By Tracy Kelly
Can we put type 2 diabetes into long-term remission? It’s a question that’s asked often and to date we don’t have the answer
– but that could all change within a few years.
That’s because Diabetes UK has recently awarded a £2.4 million research
grant to look into whether losing weight – and
keeping it off – through a low-calorie liquid diet is a feasible long-term treatment for putting type 2 diabetes
into remission.
As part of the Diabetes Remission Clinical Trial (DiRECT) study,
researchers will recruit 280 overweight people with type 2 diabetes and put them
on two separate diets. This new trial follows a 2011 study that found that 11 overweight people
with type 2 diabetes saw their insulin production return to normal and their
type 2 diabetes put into remission after eight weeks on a low-calorie liquid
diet.
Following the huge media interest in this study, many people with type 2
diabetes were interested in this approach. But as exciting as these findings
were, the study did not focus on the effects of the diet in the long term and
there is still much about low-calorie diets that we are yet to understand.
As part of the new trial, one group of 140 people will spend between
eight and 20 weeks on a low-calorie diet of 800 calories a day – mainly
nutritionally complete diet soups or shakes, plus ample fluids. Then, as normal
food is reintroduced, they will learn how to change their lifestyles
permanently.
The results of this group will be compared with an equal number in the
second group, who will follow what is currently accepted as the best advice for
weight loss and weight maintenance.
Both groups will be monitored for two years to study the long-term
effects of their diets on weight.
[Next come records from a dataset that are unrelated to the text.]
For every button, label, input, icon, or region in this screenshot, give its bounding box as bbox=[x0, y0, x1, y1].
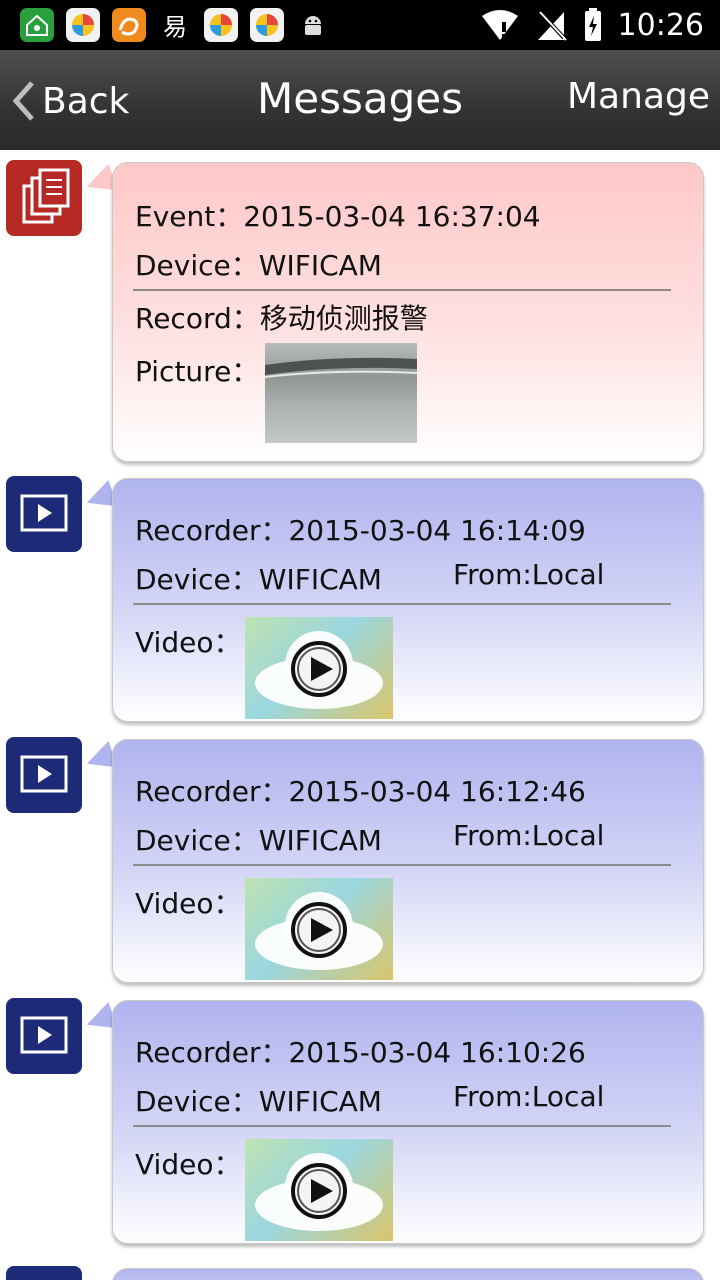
picture-label: Picture： bbox=[135, 355, 260, 388]
notification-icons: 易 bbox=[20, 8, 330, 42]
device-line: Device：WIFICAM bbox=[135, 824, 382, 857]
video-thumbnail[interactable] bbox=[245, 617, 393, 719]
wifi-icon bbox=[481, 10, 518, 40]
video-play-icon bbox=[6, 737, 82, 813]
home-icon bbox=[20, 8, 54, 42]
recorder-line: Recorder：2015-03-04 16:12:46 bbox=[135, 775, 586, 808]
device-name: WIFICAM bbox=[258, 1085, 382, 1118]
uc-browser-icon bbox=[112, 8, 146, 42]
source-label: From:Local bbox=[453, 819, 605, 852]
divider bbox=[133, 864, 671, 866]
device-line: Device：WIFICAM bbox=[135, 1085, 382, 1118]
device-line: Device：WIFICAM bbox=[135, 249, 382, 282]
video-thumbnail[interactable] bbox=[245, 878, 393, 980]
app-store-icon bbox=[250, 8, 284, 42]
recorder-time: 2015-03-04 16:10:26 bbox=[288, 1036, 586, 1069]
message-bubble[interactable] bbox=[112, 1268, 704, 1280]
event-time: 2015-03-04 16:37:04 bbox=[243, 200, 541, 233]
message-item-event[interactable]: Event：2015-03-04 16:37:04 Device：WIFICAM… bbox=[0, 150, 720, 468]
message-item-partial[interactable] bbox=[0, 1256, 720, 1280]
cloud-play-icon bbox=[255, 1153, 383, 1231]
status-bar: 易 10:26 bbox=[0, 0, 720, 50]
recorder-time: 2015-03-04 16:12:46 bbox=[288, 775, 586, 808]
message-item-video[interactable]: Recorder：2015-03-04 16:14:09 Device：WIFI… bbox=[0, 466, 720, 728]
video-play-icon bbox=[6, 998, 82, 1074]
no-signal-icon bbox=[537, 10, 567, 41]
device-name: WIFICAM bbox=[258, 249, 382, 282]
video-label: Video： bbox=[135, 626, 242, 659]
yi-icon: 易 bbox=[158, 8, 192, 42]
divider bbox=[133, 289, 671, 291]
message-item-video[interactable]: Recorder：2015-03-04 16:10:26 Device：WIFI… bbox=[0, 988, 720, 1250]
app-store-icon bbox=[66, 8, 100, 42]
recorder-line: Recorder：2015-03-04 16:14:09 bbox=[135, 514, 586, 547]
recorder-time: 2015-03-04 16:14:09 bbox=[288, 514, 586, 547]
clock: 10:26 bbox=[617, 7, 704, 43]
event-line: Event：2015-03-04 16:37:04 bbox=[135, 200, 541, 233]
message-bubble[interactable]: Event：2015-03-04 16:37:04 Device：WIFICAM… bbox=[112, 162, 704, 462]
message-list[interactable]: Event：2015-03-04 16:37:04 Device：WIFICAM… bbox=[0, 150, 720, 1280]
source-label: From:Local bbox=[453, 1080, 605, 1113]
snapshot-thumbnail[interactable] bbox=[265, 343, 417, 443]
message-bubble[interactable]: Recorder：2015-03-04 16:12:46 Device：WIFI… bbox=[112, 739, 704, 983]
divider bbox=[133, 603, 671, 605]
video-play-icon bbox=[6, 476, 82, 552]
cloud-play-icon bbox=[255, 631, 383, 709]
video-thumbnail[interactable] bbox=[245, 1139, 393, 1241]
device-line: Device：WIFICAM bbox=[135, 563, 382, 596]
message-item-video[interactable]: Recorder：2015-03-04 16:12:46 Device：WIFI… bbox=[0, 727, 720, 989]
svg-text:易: 易 bbox=[163, 13, 187, 41]
record-type: 移动侦测报警 bbox=[259, 302, 428, 335]
divider bbox=[133, 1125, 671, 1127]
battery-charging-icon bbox=[584, 8, 601, 41]
source-label: From:Local bbox=[453, 558, 605, 591]
video-play-icon bbox=[6, 1266, 82, 1280]
message-bubble[interactable]: Recorder：2015-03-04 16:14:09 Device：WIFI… bbox=[112, 478, 704, 722]
cloud-play-icon bbox=[255, 892, 383, 970]
manage-button[interactable]: Manage bbox=[567, 76, 710, 117]
device-name: WIFICAM bbox=[258, 824, 382, 857]
message-bubble[interactable]: Recorder：2015-03-04 16:10:26 Device：WIFI… bbox=[112, 1000, 704, 1244]
video-label: Video： bbox=[135, 887, 242, 920]
record-line: Record：移动侦测报警 bbox=[135, 302, 428, 335]
device-name: WIFICAM bbox=[258, 563, 382, 596]
android-icon bbox=[296, 8, 330, 42]
title-bar: Back Messages Manage bbox=[0, 50, 720, 150]
video-label: Video： bbox=[135, 1148, 242, 1181]
recorder-line: Recorder：2015-03-04 16:10:26 bbox=[135, 1036, 586, 1069]
app-store-icon bbox=[204, 8, 238, 42]
alarm-record-icon bbox=[6, 160, 82, 236]
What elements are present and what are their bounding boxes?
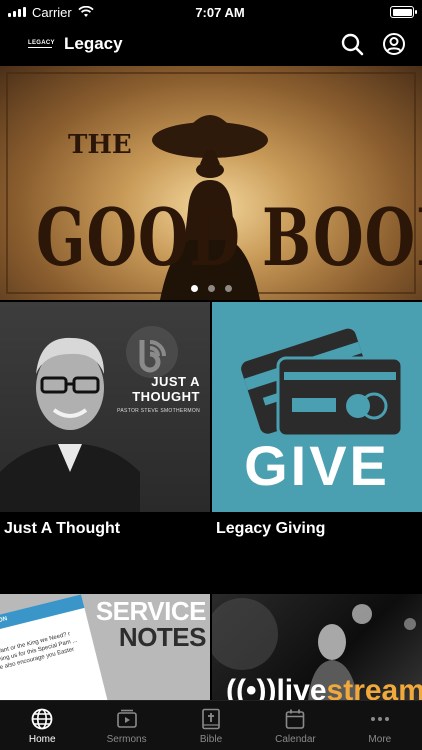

MRI scans will look at what’s happening
inside their bodies during the diet.
The aim is to see whether the stress and effort of following a
restrictive diet for several months is beneficial in the long run. After all, 800 calories is not a lot – people
following such a diet are likely to feel hungry quite a lot of the time. Also, will
they be able to stick to it for long enough for it to be successful? Even more fundamentally, this kind of diet is
not an easy option or a ‘quick fix’ and people will still have to follow a
healthy lifestyle afterwards to stop their type 2 diabetes coming back. It’s a fact that weight regain after liquid diets is common.
Type 2 diabetes will always be a serious condition, but perhaps it won’t
always be seen as a condition that people have to manage for the rest of their
lives – and that inevitably gets worse. If this study shows that low-calorie liquid diets can be used safely, on
a bigger scale and as part of routine care, it could completely change what we
know about type 2 diabetes and how it is treated by the NHS. It could also
provide an accessible way to help people with this condition live longer,
with a better quality of life and a reduced risk of serious health
complications.
My partner was diagnosed as type 2 40 years ago. Since he has been with me and living a much healthier lifestyle, when he goes to diabetic clinic now, the nurse says that they can hardly find any sign of it in his blood. He is also losing weight now and eating even healthier.